DavidsonGroup / flexiplex

The Flexible Demultiplexer
https://davidsongroup.github.io/flexiplex/
MIT License
23 stars 2 forks source link

UMI before barcode #20

Closed yxsee closed 8 months ago

yxsee commented 10 months ago

Hi @nadiadavidson , In my single cell long-reads dataset (Split-seq), the UMI sequence comes before the barcode (as shown below). Is it possible to specify the orientation of barcode and UMI between the flanking sequences? I tried using the reverse complements of flanking and barcode sequences and was able to extract the UMI and barcode sequences, but with -i true my read is trimmed instead of the barcode. image

nadiadavidson commented 10 months ago

Hi @yxsee ,

Many thanks for your question.
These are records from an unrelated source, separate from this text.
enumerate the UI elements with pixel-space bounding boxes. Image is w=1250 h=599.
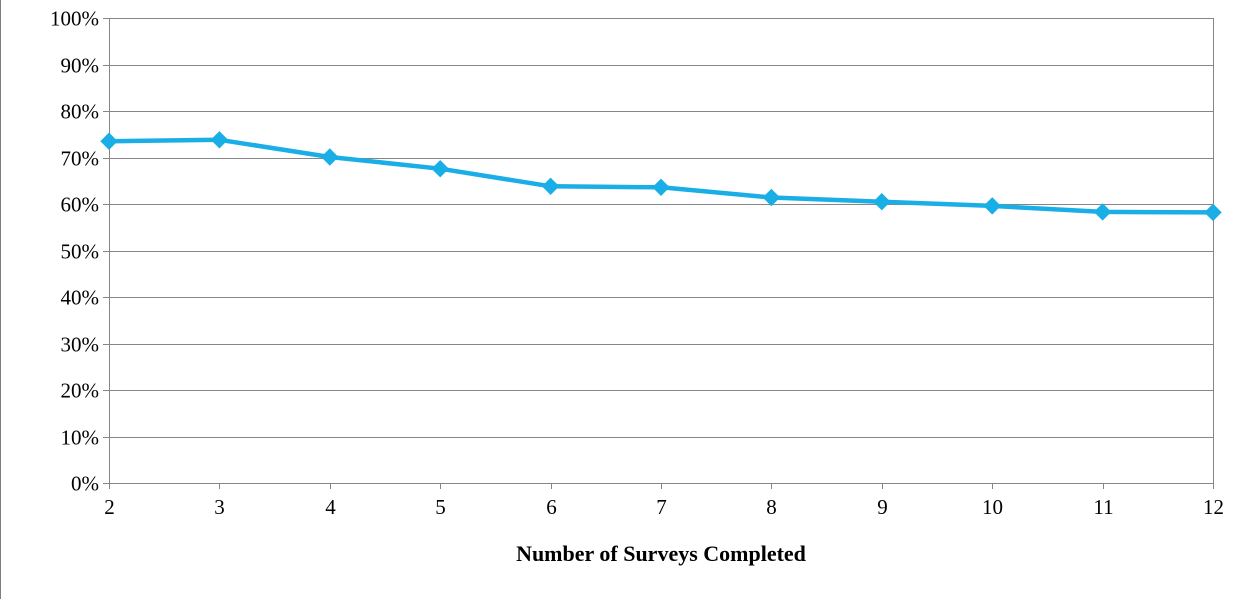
y-axis-tick-labels: 0% 10% 20% 30% 40% 50% 60% 70% 80% 90% 100% [50,7,99,496]
x-tick-label: 5 [435,495,446,519]
data-point-marker [100,132,118,150]
y-tick-label: 50% [61,240,100,264]
data-point-marker [652,178,670,197]
x-tick-label: 10 [982,495,1003,519]
x-tick-label: 12 [1203,495,1224,519]
gridlines [109,18,1213,484]
y-tick-label: 10% [61,426,100,450]
x-tick-label: 7 [656,495,667,519]
y-tick-label: 70% [61,147,100,171]
data-point-marker [431,159,449,178]
axes [103,18,1214,489]
data-point-marker [873,192,891,211]
y-tick-label: 40% [61,286,100,310]
data-point-marker [321,148,339,166]
x-tick-label: 4 [325,495,336,519]
x-tick-label: 2 [104,495,115,519]
data-point-marker [1093,203,1112,221]
data-point-marker [983,197,1001,215]
y-tick-label: 60% [61,193,100,217]
x-tick-label: 3 [214,495,225,519]
y-tick-label: 30% [61,333,100,357]
x-tick-label: 11 [1093,495,1113,519]
x-tick-label: 9 [877,495,888,519]
data-point-marker [541,177,560,196]
data-point-marker [762,188,781,207]
data-point-marker [1204,203,1222,222]
y-tick-label: 80% [61,100,100,124]
y-tick-label: 20% [61,379,100,403]
y-tick-label: 90% [61,54,100,78]
x-axis-tick-labels: 2 3 4 5 6 7 8 9 10 11 12 [104,495,1224,519]
data-series [100,131,1222,222]
y-tick-label: 100% [50,7,99,31]
x-tick-label: 6 [546,495,557,519]
x-tick-label: 8 [766,495,777,519]
data-point-marker [210,131,229,149]
y-tick-label: 0% [71,472,99,496]
x-axis-title: Number of Surveys Completed [516,541,806,566]
series-line-0 [106,137,1216,215]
We're quite keen to get flexiplex to work with split-seq, so this is very useful. I think the simplest solution will be for us to build in an option to trim off the sequence to the opposite direction, so you can run it with the reverse compliments of the barcode and flanking sequencing like you tried. If you have any test data you would like to share to help us develop this option (and update our documentation for split-seq), please feel free to post or email (address in the paper pre-print) to me.

Cheers, Nadia.

nadiadavidson commented 8 months ago

Just an update about this issue, @yxsee.

We are working on a new version of flexiplex (thanks to @ChangqingW) which should allow more complex structures of the barcode region. This code is now in the repository (main) if you would like to clone it and test it out. The code is currently developmental, so please feedback any issues/bugs you come across.

With the new version you can pass the pattern like: -x "[left flank]" -u ??? -b ???? -x "[right flank]" Where you should repeat "?" for the number of bases you expect for the UMI and barcode. Not that the order of these input parameters now matters!